また、本土では※あいだ0(ターゲット車の真後ろにつくこと)を極力避けますね?その方法として尾行車の間にたまたまそこを走っていた車を入れる。
※探偵用語。ターゲット車と尾行車の間の一般車両の数を表す。例えば1台挟む時は「あいだ1」
しかし、積雪期の北海道では「あいだ0」の回避が最優先ではない。車両の通行量も違いますから、それは非現実的だし、こだわりすぎるとかえって不自然な感じもある。「あいだ0」になってもいいから、とにかく自然な感じでついていく、というやり方になります。
こちらでの追尾車両の入れ替えは1台を比較的長く使って順番に外していく感じですね。
O係長: 当地では運転が一般に乱暴で、危険の多い積雪期でもそれは変わりません。雪の積もった高速をとんでもないスピードで飛ばすターゲットを追うのは、おおげさではなく命がけです。スピードが出てる時は、車線変更も危険が大きいですね。レーン間の積雪で車がコントロールを失うんです。
【ホワイトアウト中の車両尾行】
ひどい時は視界が数メートルになる中で、追尾を続けるのは非常に危険。
Sn係長: ホワイトアウトも怖いです。特にトラックの後ろについたりすると、巻き上げられた雪と降雪が入り混じって視界がゼロになります。夜は特に怖い。さらにターゲットが白い車だったりするとまさに最悪で、相手が信号前で止まっているのか、交差点を通過したのかさえ判断できなくなります。
私: それがホワイトアウトですか?私はいわゆる雪目の事だと思ってました。
Sn係長: ああ、昼間の雪の照り返しも問題ではあります。でも、それはサングラスをかければ解決できる。ホワイトアウトの場合はサングラスをかけたら、よけいに見えなくなりますから(笑)
H次長: 除雪された雪の堆積も本土にはない大問題です。大人の背丈より高くなって視界を遮ることもあるし、レーン数が減って車の動きは自由度が減ります。

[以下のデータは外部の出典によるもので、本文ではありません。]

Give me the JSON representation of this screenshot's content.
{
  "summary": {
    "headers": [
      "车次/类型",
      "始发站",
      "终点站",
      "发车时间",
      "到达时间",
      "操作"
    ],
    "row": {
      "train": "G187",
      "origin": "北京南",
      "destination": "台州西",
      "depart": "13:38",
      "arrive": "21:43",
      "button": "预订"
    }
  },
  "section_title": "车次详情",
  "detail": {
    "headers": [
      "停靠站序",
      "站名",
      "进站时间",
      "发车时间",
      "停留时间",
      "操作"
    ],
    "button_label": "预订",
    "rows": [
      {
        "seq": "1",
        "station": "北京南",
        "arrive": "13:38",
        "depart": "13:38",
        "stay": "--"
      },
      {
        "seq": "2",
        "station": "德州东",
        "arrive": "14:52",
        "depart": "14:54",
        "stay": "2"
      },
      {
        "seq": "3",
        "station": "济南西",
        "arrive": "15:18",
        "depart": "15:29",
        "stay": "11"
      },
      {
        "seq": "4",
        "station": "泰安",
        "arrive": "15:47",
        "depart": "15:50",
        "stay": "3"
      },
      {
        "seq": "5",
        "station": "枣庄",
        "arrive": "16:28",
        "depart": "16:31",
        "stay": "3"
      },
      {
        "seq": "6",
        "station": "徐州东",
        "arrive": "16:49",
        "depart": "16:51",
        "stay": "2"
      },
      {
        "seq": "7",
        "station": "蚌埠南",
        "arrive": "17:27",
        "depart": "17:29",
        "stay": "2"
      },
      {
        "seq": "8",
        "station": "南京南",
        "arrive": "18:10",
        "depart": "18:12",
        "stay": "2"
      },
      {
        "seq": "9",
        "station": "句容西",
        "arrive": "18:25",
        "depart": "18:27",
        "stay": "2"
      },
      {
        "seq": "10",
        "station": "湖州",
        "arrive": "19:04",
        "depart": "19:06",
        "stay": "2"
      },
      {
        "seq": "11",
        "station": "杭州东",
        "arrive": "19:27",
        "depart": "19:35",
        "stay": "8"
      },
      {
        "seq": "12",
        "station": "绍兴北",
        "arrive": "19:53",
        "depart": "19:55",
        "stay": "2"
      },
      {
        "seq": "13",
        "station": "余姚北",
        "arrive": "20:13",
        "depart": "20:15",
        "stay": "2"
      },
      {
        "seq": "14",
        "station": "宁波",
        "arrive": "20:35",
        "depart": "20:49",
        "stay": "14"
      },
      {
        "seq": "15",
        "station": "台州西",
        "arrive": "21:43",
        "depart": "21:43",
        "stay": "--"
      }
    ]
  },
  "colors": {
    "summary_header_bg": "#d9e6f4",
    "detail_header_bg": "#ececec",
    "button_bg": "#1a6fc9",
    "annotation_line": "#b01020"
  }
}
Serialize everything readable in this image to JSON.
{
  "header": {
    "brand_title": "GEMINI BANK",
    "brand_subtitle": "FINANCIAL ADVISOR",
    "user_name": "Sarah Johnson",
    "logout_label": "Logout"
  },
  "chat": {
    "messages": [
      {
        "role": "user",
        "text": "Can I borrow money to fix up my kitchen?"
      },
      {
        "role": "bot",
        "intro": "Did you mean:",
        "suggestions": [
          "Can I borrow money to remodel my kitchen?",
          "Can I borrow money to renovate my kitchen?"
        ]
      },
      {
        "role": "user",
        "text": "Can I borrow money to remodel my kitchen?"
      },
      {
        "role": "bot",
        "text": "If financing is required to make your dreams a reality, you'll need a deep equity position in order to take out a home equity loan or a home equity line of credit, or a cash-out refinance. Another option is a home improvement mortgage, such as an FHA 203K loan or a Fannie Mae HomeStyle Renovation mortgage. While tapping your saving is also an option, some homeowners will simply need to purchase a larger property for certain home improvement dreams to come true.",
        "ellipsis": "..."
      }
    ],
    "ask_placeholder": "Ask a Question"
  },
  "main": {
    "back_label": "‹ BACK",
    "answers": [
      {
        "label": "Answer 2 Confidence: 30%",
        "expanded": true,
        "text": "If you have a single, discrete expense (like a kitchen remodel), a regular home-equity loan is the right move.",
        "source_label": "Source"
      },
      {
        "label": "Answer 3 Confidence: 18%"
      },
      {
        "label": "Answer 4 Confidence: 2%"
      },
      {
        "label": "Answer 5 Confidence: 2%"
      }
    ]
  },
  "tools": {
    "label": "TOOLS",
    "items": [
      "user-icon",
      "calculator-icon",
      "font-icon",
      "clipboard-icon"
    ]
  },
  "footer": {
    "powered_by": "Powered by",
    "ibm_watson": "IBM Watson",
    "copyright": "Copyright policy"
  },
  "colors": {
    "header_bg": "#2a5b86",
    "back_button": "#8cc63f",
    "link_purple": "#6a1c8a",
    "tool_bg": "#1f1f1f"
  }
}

といって、幅員が足りない時に安易に除雪の堆積に幅寄せしたりするのは大変危険です。表面の積雪で一見柔らかそうに見えても、中には溶けて凍ってを繰り返して硬い岩のようになった氷塊が隠れていて、車両が破損する可能性があるのです。
O係長: マンホールのふたの上は地下の下水の熱で雪が溶けるので、深い穴みたいになっています。うっかりハマると車が動かなくなったり、バンパーが破損します。穴の中にバンパーが落ちていたこともありました。
土地の人ならふだんはそういうことにも気をつけているでしょうが、慣れない車両尾行を自分でやったりすると、ほかの事に気を取られてハマる危険も大きいです。やはりプロに任せてほしいですね。
【積雪時のスタック脱却用砂】
Sn係長: 毎日車両尾行をやっている我々でも雪で車が動かなくなることはあり、スタック脱却用の砂は必需品です。そこにペットボトルに入って並べてるやつですね。1台に3本くらいは積んでます。
さっき支社長が「濾過すると水がおいしくなる自然石」とか言ってましたが、冗談です。スタック対策の砂ですよ。